Giri/Haji (all episodes on BBC iPlayer) -  In the last two years there has been an explosion of subtitled foreign language shows, after channels realised that subtitles really don't put viewers off. This detective thriller, set in London and Tokyo, really takes this concept and runs with it. 75% of the first episode is in Japanese, but not because the show was made by a Japan broadcaster first and then shown over here. Nope, it’s British. They’ve done it because they want it to feel as authentic as possible and for the most part it works. 

I've yet to watch some of the later episodes, but the Telegraph’s excellent film reviewer Robbie Collin is a fan, tweeting: “Each one cleverly complexifies what you think you’ve already seen. Starts as a missing person procedural, turns into something else entirely. And episode four itself is a knockout.”

Living with Yourself (Netflix from today) - A comedy starring Paul Rudd, Aisling Bea… and Paul Rudd. It's about a guy who accidentally clones himself without his partner knowing; obviously this sitcom could have become a lazy, lowbrow Freaky Friday, but it twists into something rather original, smart and surprisingly heartfelt. And with Rudd playing two versions of himself for nearly the entirety of the show, you’ll marvel at how much effort it must have taken to have made this work - special effects have come on so much that having two versions of the same person in every single scene barely raises an eyebrow.

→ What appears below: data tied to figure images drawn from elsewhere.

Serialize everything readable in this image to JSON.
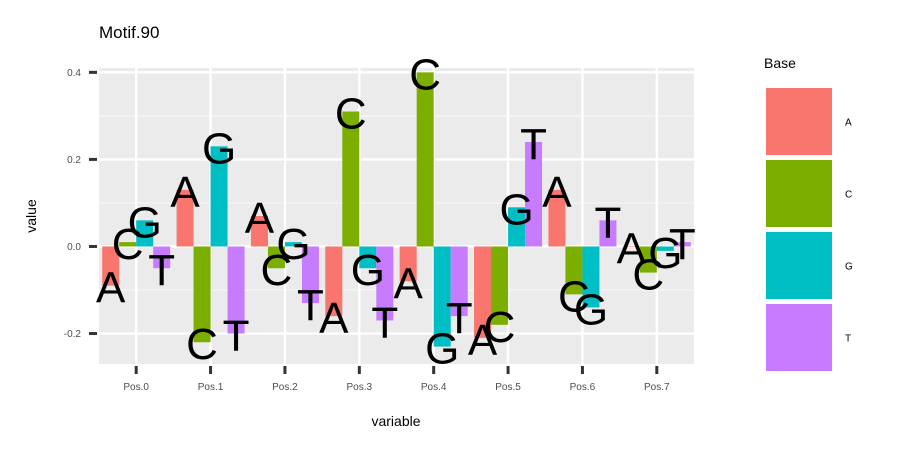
{
  "chart_data": {
    "type": "bar",
    "title": "Motif.90",
    "xlabel": "variable",
    "ylabel": "value",
    "ylim": [
      -0.27,
      0.41
    ],
    "yticks": [
      -0.2,
      0.0,
      0.2,
      0.4
    ],
    "ytick_labels": [
      "-0.2",
      "0.0",
      "0.2",
      "0.4"
    ],
    "grid": true,
    "legend": {
      "title": "Base",
      "placement": "right"
    },
    "categories": [
      "Pos.0",
      "Pos.1",
      "Pos.2",
      "Pos.3",
      "Pos.4",
      "Pos.5",
      "Pos.6",
      "Pos.7"
    ],
    "series": [
      {
        "name": "A",
        "color": "#F8766D",
        "values": [
          -0.09,
          0.13,
          0.07,
          -0.16,
          -0.08,
          -0.21,
          0.13,
          0.0
        ]
      },
      {
        "name": "C",
        "color": "#7CAE00",
        "values": [
          0.01,
          -0.22,
          -0.05,
          0.31,
          0.4,
          -0.18,
          -0.11,
          -0.06
        ]
      },
      {
        "name": "G",
        "color": "#00BFC4",
        "values": [
          0.06,
          0.23,
          0.01,
          -0.05,
          -0.23,
          0.09,
          -0.14,
          -0.01
        ]
      },
      {
        "name": "T",
        "color": "#C77CFF",
        "values": [
          -0.05,
          -0.2,
          -0.13,
          -0.17,
          -0.16,
          0.24,
          0.06,
          0.01
        ]
      }
    ]
  }
}
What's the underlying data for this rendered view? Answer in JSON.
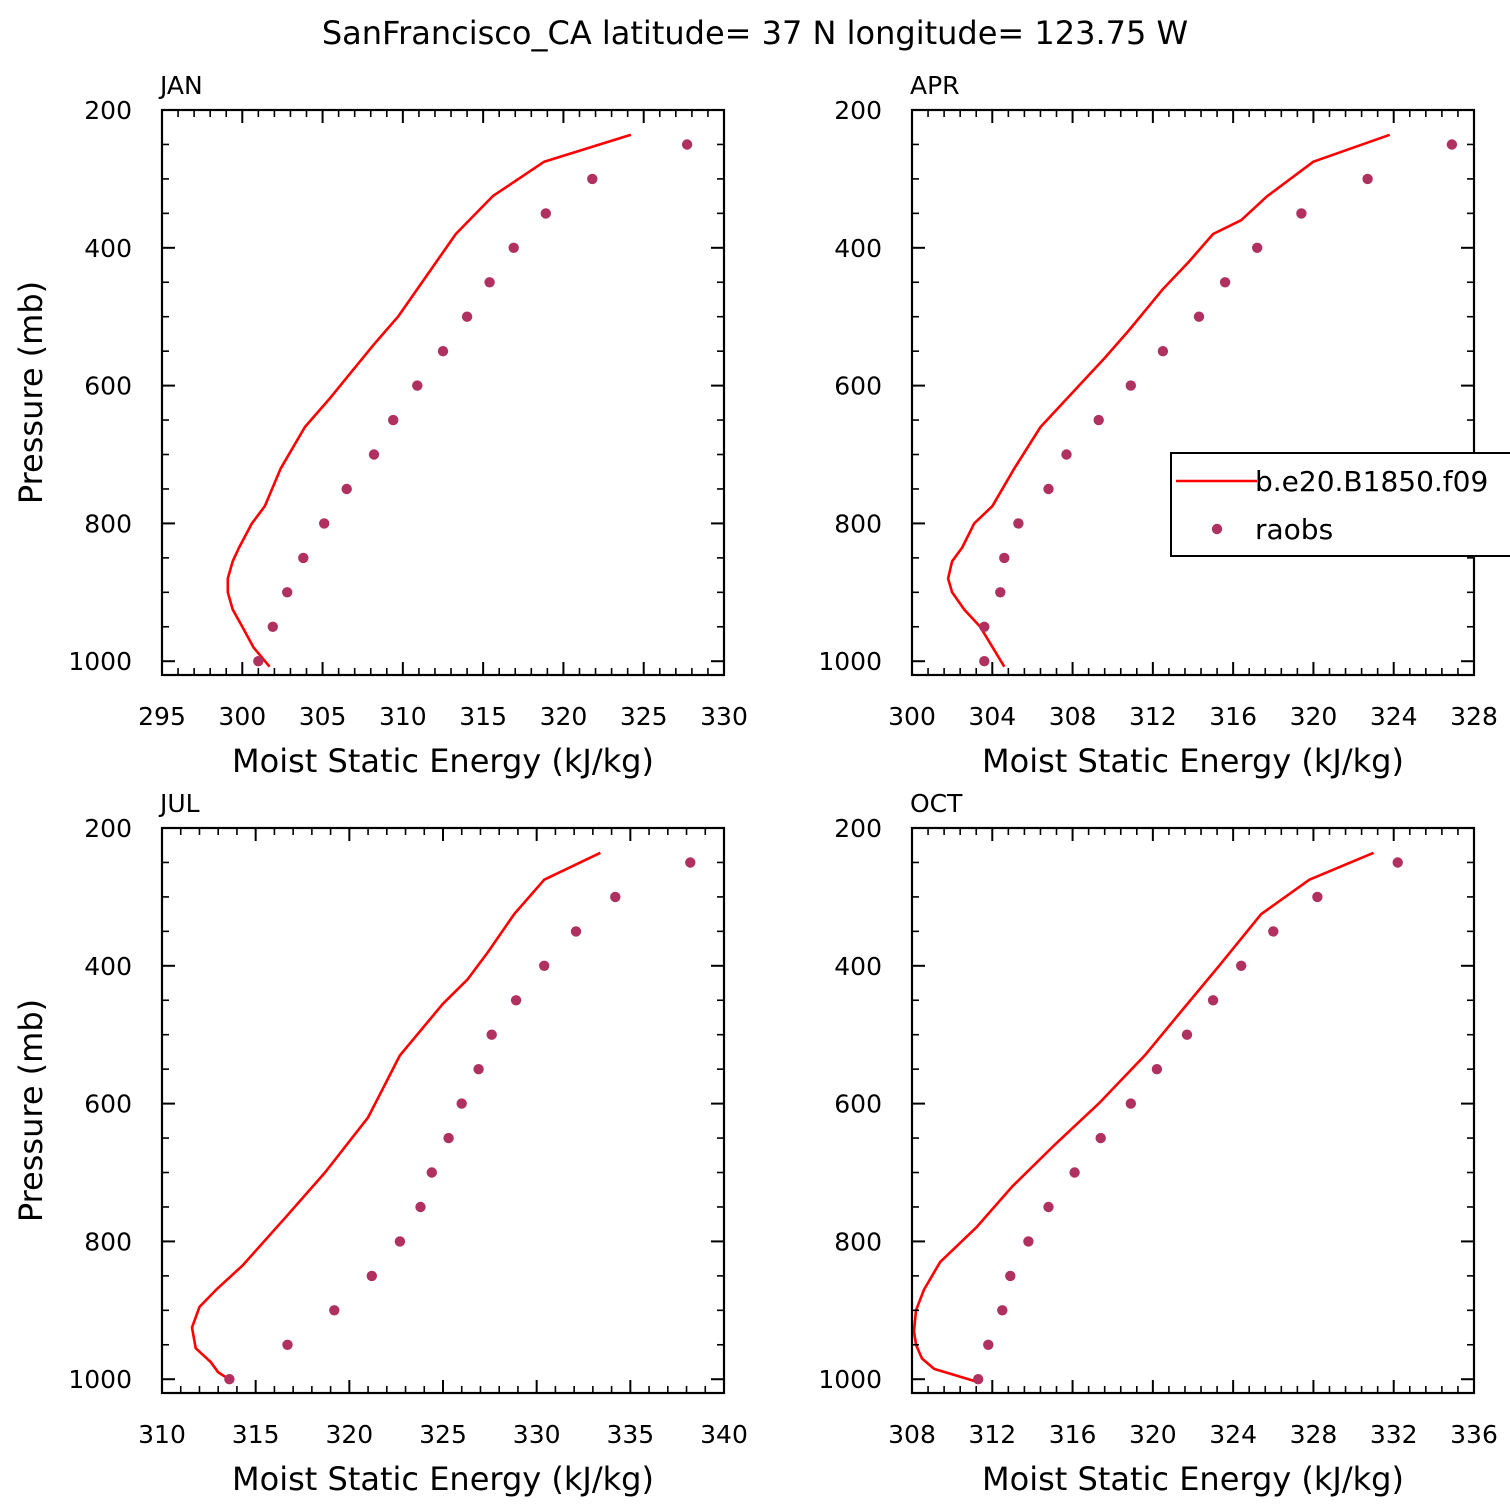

The Capture (all of it on BBC iPlayer) - Stick with it stick with it stick with it stick with it. This drama about CCTV and criminal justice looks rather two-dimensional for the first 60 minutes, arguably on purpose, but it then spins out into a slick (and fictional) thriller about what the security services might be up to without our knowledge. What I love most is that several scenes in the fourth episode are set in a nightclub at 2am, but instead of recreating a nightclub scene at a great expense, they just got their actors and a steadycam and went right into the crowds who were probably off their tits.

Hayley Campbell and I from the BBC Sounds Must Watch TV review show interviewed Holliday Grainger, Callum Turner and the show’s writer Ben Chanan about The Capturein a special edition of the podcast.Tune in to the regular show every Monday at 2.45pm on 5 Live.

Abstract (available on Netflix) - If you, like me, have gone to the Olafur Eliasson exhibition at the Tate Modern purely so you can stand in the corridor in the orange fog for Instagram, you’ll love the documentary on his art in this nifty Netflix series. It not only explains what he's trying to do with his artwork (somehow the exhibition doesn’t do that well), he also turns the television episode into an exhibition. I don’t want to tell you how. Just turn all the lights off in the room before watching.

Stick around for the other episodes too, each a portrait on someone excelling within a creative field. Some episodes are so pretentious though, you’ll scream.

Around the World in 80 Days (BBC iPlayer) - To celebrate the 30th anniversary of the iconic Michael Palin travelogue, you can watch every episode of the original series on BBC iPlayer. Marvel not only at the sights and sounds from around the world, but the rather extravagant hotel expenses budget. A perfect show for rainy days. 

RuPaul’s Drag Race UK (BBC iPlayer) - A casual reminder that this show was originally created for the LGBTQIA+ community; the straights are more than welcome to join in, so long as you don’t mock. The UK version works because it has just the right amount of dry self-deprecation and snark - next week is Snatch Game, the week where the Queens do impersonations of well known celebrities. The US version tends to go down the route of celebs you’ve never heard of, so I am HERE for inevitable British Come Dine With Me parodies.

Love in the Countryside (BBC iPlayer) -The first dating show in ages that has caused a bit of a flutter in my heart. Also here for this Sara Cox line: “Have you worn a poo-splattered coat just for me?”

Ian Hislop’s Fake News (BBC iPlayer) - This is a nifty, if at times a little breezy, documentary looking at how the history of fake news dates right back to the early days of newspapers, rather than being a new phenomenon. He also makes this good observation about Trump: “When Trump talks about fake news, which he has done constantly, what he means is real news that he doesn’t like.”

That’s all for now. Thanks for reading and see you soon. I am so tired at the moment because of The Circle being on at 10pm each weeknight, I can’t wait to sleep.